One of the limitations of the matrix growth model is the fact that the model is calibrated on the inventory data of the restored forests from early to high growth stage up to the age of 60 years at maximum, because older forest reclamations are absent in the Sokolov mining area and also in other coal mining areas in the Czech Republic. Therefore, we have used the model to simulate the forest dynamics and evaluate the effects of the thinning interventions for a period of 65 years. Beyond this time horizon, we would not be able to evaluate the errors between the predicted and actual stand states. The possible improvement of the model would be to establish the inventory system of permanent plots capturing a wide range of restored forest types, soil, and geomorphological conditions in the study site and to extend the simulation period beyond the current time horizon of 65 years. In addition, the vital rates including the diameter growth, mortality, and both artificial and natural recruitment rates were parametrized with one-time inventory plot data. Second forest inventory with dendrometric measurements on the same inventory plots as in 2018 could greatly enhance the validity of the estimated parameters of the matrix growth model (Equation (1)).
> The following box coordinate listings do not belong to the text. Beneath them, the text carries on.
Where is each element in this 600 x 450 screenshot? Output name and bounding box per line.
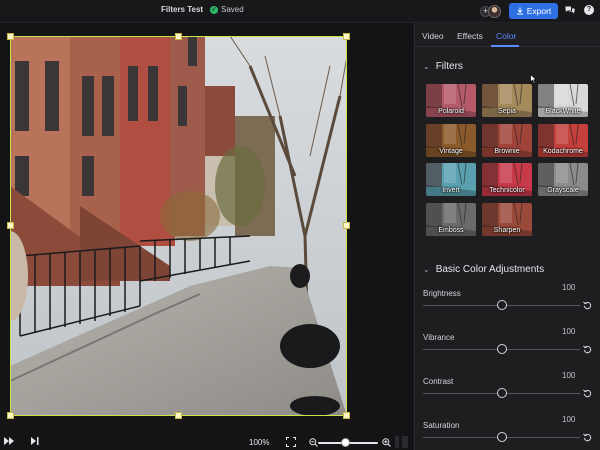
filter-kodachrome[interactable]: Kodachrome — [538, 124, 588, 157]
active-tab-indicator — [491, 45, 519, 47]
resize-handle-top-left[interactable] — [7, 33, 14, 40]
tab-effects[interactable]: Effects — [457, 31, 483, 41]
skip-end-icon[interactable] — [31, 437, 39, 445]
brightness-value: 100 — [562, 283, 576, 292]
filter-sepia[interactable]: Sepia — [482, 84, 532, 117]
export-button[interactable]: Export — [509, 3, 558, 19]
contrast-slider-thumb[interactable] — [496, 388, 507, 398]
adjustments-section-title: Basic Color Adjustments — [435, 264, 545, 275]
saturation-value: 100 — [562, 415, 576, 424]
filter-label: Vintage — [439, 148, 463, 155]
chat-bubbles-icon[interactable] — [565, 6, 575, 14]
chevron-down-icon: ⌄ — [423, 62, 430, 71]
zoom-slider-thumb[interactable] — [340, 438, 350, 447]
playback-bar: 100% — [0, 433, 414, 450]
resize-handle-middle-left[interactable] — [7, 222, 14, 229]
vibrance-slider-thumb[interactable] — [496, 344, 507, 354]
filters-section-title: Filters — [435, 61, 463, 72]
fit-screen-icon[interactable] — [286, 437, 296, 447]
help-icon[interactable]: ? — [584, 5, 594, 15]
timeline-divider — [395, 436, 399, 448]
chevron-down-icon: ⌄ — [423, 265, 430, 274]
resize-handle-bottom-left[interactable] — [7, 412, 14, 419]
document-title[interactable]: Filters Test — [161, 5, 203, 14]
vibrance-value: 100 — [562, 327, 576, 336]
canvas-area[interactable] — [0, 23, 414, 433]
filter-blackwhite[interactable]: BlackWhite — [538, 84, 588, 117]
saturation-label: Saturation — [423, 421, 460, 430]
video-frame-image[interactable] — [10, 36, 347, 416]
play-forward-icon[interactable] — [4, 437, 14, 445]
filter-label: Technicolor — [489, 187, 525, 194]
filter-label: BlackWhite — [545, 108, 581, 115]
saved-status-label: Saved — [221, 5, 244, 14]
contrast-label: Contrast — [423, 377, 454, 386]
reset-icon[interactable] — [583, 433, 592, 442]
contrast-value: 100 — [562, 371, 576, 380]
filter-brownie[interactable]: Brownie — [482, 124, 532, 157]
filter-label: Emboss — [438, 227, 464, 234]
brightness-slider-thumb[interactable] — [496, 300, 507, 310]
panel-tabs: Video Effects Color — [415, 23, 600, 47]
vibrance-label: Vibrance — [423, 333, 455, 342]
filter-vintage[interactable]: Vintage — [426, 124, 476, 157]
filter-invert[interactable]: Invert — [426, 163, 476, 196]
filter-label: Brownie — [494, 148, 520, 155]
timeline-divider-2 — [402, 436, 408, 448]
filter-technicolor[interactable]: Technicolor — [482, 163, 532, 196]
saturation-slider-thumb[interactable] — [496, 432, 507, 442]
zoom-out-icon[interactable] — [309, 438, 318, 447]
adjustments-section-header[interactable]: ⌄ Basic Color Adjustments — [423, 264, 544, 275]
filter-polaroid[interactable]: Polaroid — [426, 84, 476, 117]
filter-sharpen[interactable]: Sharpen — [482, 203, 532, 236]
mouse-cursor-icon — [530, 74, 537, 84]
download-icon — [516, 7, 523, 15]
properties-panel: Video Effects Color ⌄ Filters Polaroid Se… — [414, 23, 600, 450]
resize-handle-top-right[interactable] — [343, 33, 350, 40]
filter-emboss[interactable]: Emboss — [426, 203, 476, 236]
reset-icon[interactable] — [583, 389, 592, 398]
top-bar: Filters Test ✓ Saved + Export ? — [0, 0, 600, 23]
filter-label: Invert — [442, 187, 460, 194]
filter-label: Polaroid — [438, 108, 464, 115]
resize-handle-middle-right[interactable] — [343, 222, 350, 229]
tab-color[interactable]: Color — [496, 31, 516, 41]
avatar[interactable] — [488, 5, 501, 18]
reset-icon[interactable] — [583, 301, 592, 310]
filter-label: Sepia — [498, 108, 516, 115]
resize-handle-bottom-center[interactable] — [175, 412, 182, 419]
filter-label: Grayscale — [547, 187, 579, 194]
filter-grayscale[interactable]: Grayscale — [538, 163, 588, 196]
brightness-label: Brightness — [423, 289, 461, 298]
export-label: Export — [526, 6, 552, 16]
zoom-in-icon[interactable] — [382, 438, 391, 447]
reset-icon[interactable] — [583, 345, 592, 354]
resize-handle-top-center[interactable] — [175, 33, 182, 40]
check-circle-icon: ✓ — [210, 5, 218, 14]
filters-section-header[interactable]: ⌄ Filters — [423, 61, 463, 72]
filter-label: Kodachrome — [543, 148, 583, 155]
zoom-percentage[interactable]: 100% — [249, 438, 269, 447]
collaborators[interactable]: + — [480, 3, 504, 20]
saved-status: ✓ Saved — [210, 5, 244, 14]
resize-handle-bottom-right[interactable] — [343, 412, 350, 419]
tab-video[interactable]: Video — [422, 31, 444, 41]
filter-label: Sharpen — [493, 227, 521, 234]
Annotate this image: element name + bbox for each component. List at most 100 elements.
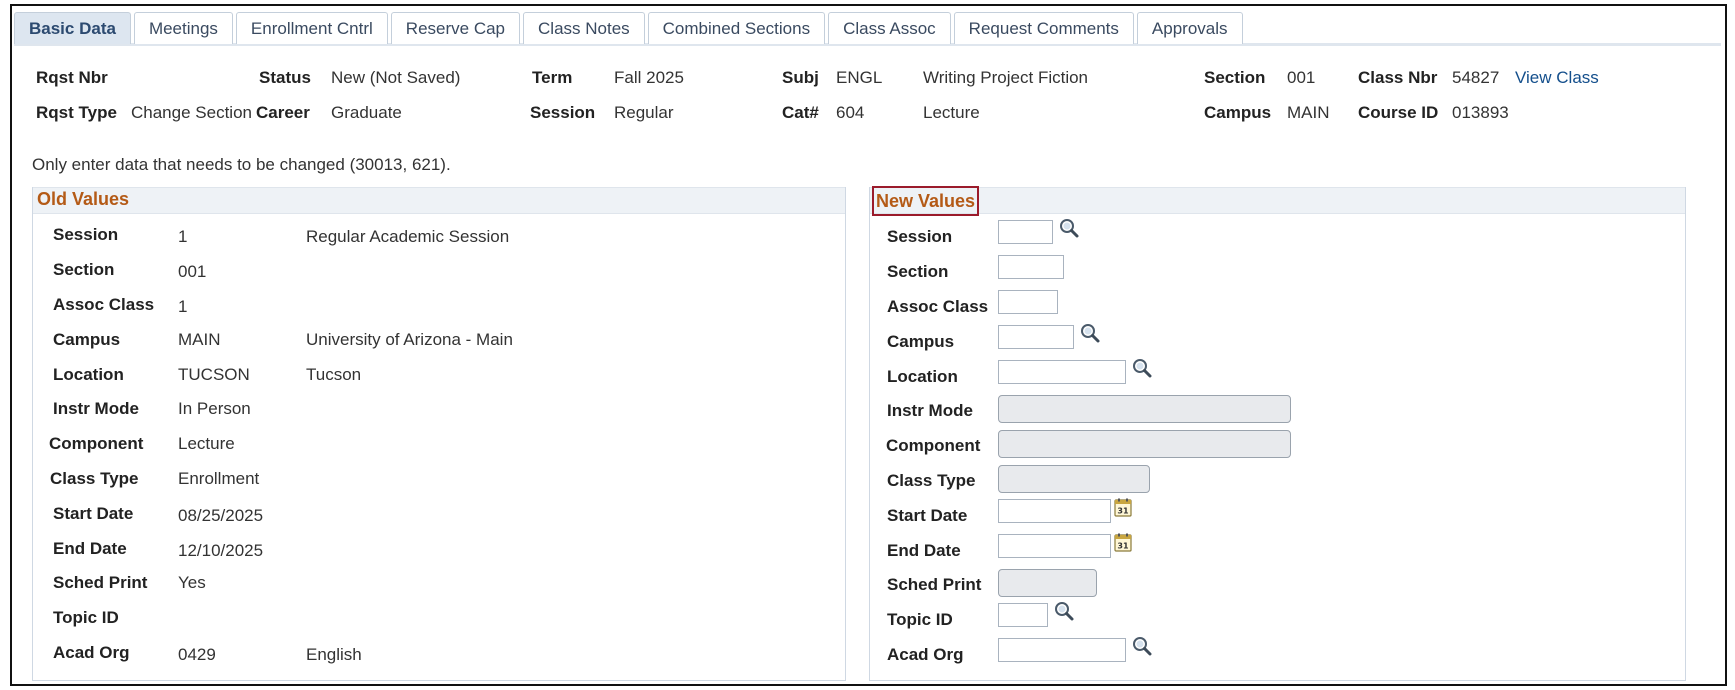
calendar-icon[interactable]: 31 — [1114, 498, 1132, 517]
new-row-topic-id: Topic ID — [870, 602, 1685, 630]
old-component-label: Component — [49, 434, 144, 453]
new-acad-org-label: Acad Org — [887, 645, 964, 664]
new-component-label: Component — [886, 436, 981, 455]
new-assoc-class-input[interactable] — [998, 290, 1058, 314]
old-location-description: Tucson — [306, 365, 362, 384]
new-class-type-label: Class Type — [887, 471, 976, 490]
tab-request-comments[interactable]: Request Comments — [953, 12, 1134, 44]
new-instr-mode-select[interactable] — [998, 395, 1291, 423]
tab-list: Basic Data Meetings Enrollment Cntrl Reserv… — [14, 12, 1243, 44]
old-row-topic-id: Topic ID — [33, 606, 845, 630]
tab-class-assoc[interactable]: Class Assoc — [828, 12, 951, 44]
old-values-panel: Old Values Session 1 Regular Academic Sess… — [32, 187, 846, 681]
cat-value: 604 — [836, 103, 865, 122]
old-component-value: Lecture — [178, 434, 235, 453]
new-topic-id-input[interactable] — [998, 603, 1048, 627]
old-location-value: TUCSON — [178, 365, 250, 384]
new-row-assoc-class: Assoc Class — [870, 290, 1685, 317]
magnifier-lookup-icon[interactable] — [1053, 600, 1075, 622]
tab-meetings[interactable]: Meetings — [133, 12, 233, 44]
tab-class-notes[interactable]: Class Notes — [523, 12, 645, 44]
new-location-label: Location — [887, 367, 958, 386]
new-component-select[interactable] — [998, 430, 1291, 458]
old-row-acad-org: Acad Org 0429 English — [33, 641, 845, 665]
old-end-date-label: End Date — [53, 539, 127, 558]
old-session-label: Session — [53, 225, 119, 244]
new-assoc-class-label: Assoc Class — [887, 297, 989, 316]
view-class-link[interactable]: View Class — [1515, 68, 1599, 88]
new-values-panel: New Values Session Section Assoc Class Camp… — [869, 186, 1686, 681]
old-values-header: Old Values — [33, 187, 845, 214]
new-sched-print-select[interactable] — [998, 569, 1097, 597]
career-label: Career — [256, 103, 310, 122]
rqst-nbr-label: Rqst Nbr — [36, 68, 108, 87]
svg-text:31: 31 — [1117, 507, 1129, 516]
new-section-label: Section — [887, 262, 949, 281]
new-row-component: Component — [870, 430, 1685, 458]
class-nbr-label: Class Nbr — [1358, 68, 1438, 87]
old-session-description: Regular Academic Session — [306, 227, 510, 246]
old-assoc-class-value: 1 — [178, 297, 188, 316]
svg-text:31: 31 — [1117, 542, 1129, 551]
old-end-date-value: 12/10/2025 — [178, 541, 264, 560]
new-values-title: New Values — [872, 186, 980, 216]
magnifier-lookup-icon[interactable] — [1079, 322, 1101, 344]
old-row-instr-mode: Instr Mode In Person — [33, 397, 845, 421]
course-id-value: 013893 — [1452, 103, 1509, 122]
magnifier-lookup-icon[interactable] — [1131, 635, 1153, 657]
new-row-acad-org: Acad Org — [870, 637, 1685, 665]
old-acad-org-description: English — [306, 645, 362, 664]
class-nbr-value: 54827 — [1452, 68, 1500, 87]
status-label: Status — [259, 68, 311, 87]
new-campus-label: Campus — [887, 332, 955, 351]
new-end-date-label: End Date — [887, 541, 961, 560]
old-sched-print-value: Yes — [178, 573, 206, 592]
term-value: Fall 2025 — [614, 68, 684, 87]
new-class-type-select[interactable] — [998, 465, 1150, 493]
subj-label: Subj — [782, 68, 819, 87]
old-acad-org-value: 0429 — [178, 645, 216, 664]
calendar-icon[interactable]: 31 — [1114, 533, 1132, 552]
old-row-section: Section 001 — [33, 258, 845, 282]
instruction-note: Only enter data that needs to be changed… — [32, 155, 451, 174]
old-row-end-date: End Date 12/10/2025 — [33, 537, 845, 561]
tab-basic-data[interactable]: Basic Data — [14, 12, 131, 44]
old-row-campus: Campus MAIN University of Arizona - Main — [33, 328, 845, 352]
new-acad-org-input[interactable] — [998, 638, 1126, 662]
old-location-label: Location — [53, 365, 124, 384]
new-row-end-date: End Date 31 — [870, 533, 1685, 561]
component-value: Lecture — [923, 103, 980, 122]
new-session-label: Session — [887, 227, 953, 246]
new-instr-mode-label: Instr Mode — [887, 401, 973, 420]
cat-label: Cat# — [782, 103, 819, 122]
old-acad-org-label: Acad Org — [53, 643, 130, 662]
tab-enrollment-cntrl[interactable]: Enrollment Cntrl — [235, 12, 388, 44]
old-assoc-class-label: Assoc Class — [53, 295, 155, 314]
old-instr-mode-label: Instr Mode — [53, 399, 139, 418]
new-start-date-input[interactable] — [998, 499, 1111, 523]
new-section-input[interactable] — [998, 255, 1064, 279]
campus-label: Campus — [1204, 103, 1272, 122]
tab-combined-sections[interactable]: Combined Sections — [647, 12, 826, 44]
new-row-start-date: Start Date 31 — [870, 498, 1685, 526]
new-row-sched-print: Sched Print — [870, 569, 1685, 597]
tab-reserve-cap[interactable]: Reserve Cap — [390, 12, 521, 44]
new-campus-input[interactable] — [998, 325, 1074, 349]
old-section-label: Section — [53, 260, 115, 279]
magnifier-lookup-icon[interactable] — [1058, 217, 1080, 239]
old-campus-description: University of Arizona - Main — [306, 330, 513, 349]
new-location-input[interactable] — [998, 360, 1126, 384]
new-end-date-input[interactable] — [998, 534, 1111, 558]
new-row-section: Section — [870, 255, 1685, 282]
new-sched-print-label: Sched Print — [887, 575, 982, 594]
new-session-input[interactable] — [998, 220, 1053, 244]
old-row-component: Component Lecture — [33, 432, 845, 456]
tab-bar: Basic Data Meetings Enrollment Cntrl Reserv… — [14, 12, 1721, 46]
magnifier-lookup-icon[interactable] — [1131, 357, 1153, 379]
old-row-session: Session 1 Regular Academic Session — [33, 223, 845, 247]
new-start-date-label: Start Date — [887, 506, 968, 525]
tab-approvals[interactable]: Approvals — [1136, 12, 1243, 44]
old-campus-label: Campus — [53, 330, 121, 349]
term-label: Term — [532, 68, 573, 87]
new-row-session: Session — [870, 219, 1685, 247]
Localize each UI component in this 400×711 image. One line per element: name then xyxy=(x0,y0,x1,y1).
Finally, in addition to the biomass production and recreation function, the restored forest ecosystems positively influence the properties of reclaimed soil, store carbon in AGB and in soil organic matter, and create the habitat conditions favoring herbaceous species diversity. Given the availability of data from pedological and phytocenological surveys [
36,
57] realized at the Sokolov spoil heaps in recent past, the opportunity exists to further extend the matrix model with the soil properties, carbon storage, tree and herbaceous diversity, and to study the stand dynamics from the perspective of the multifunctional use of restored forest ecosystems.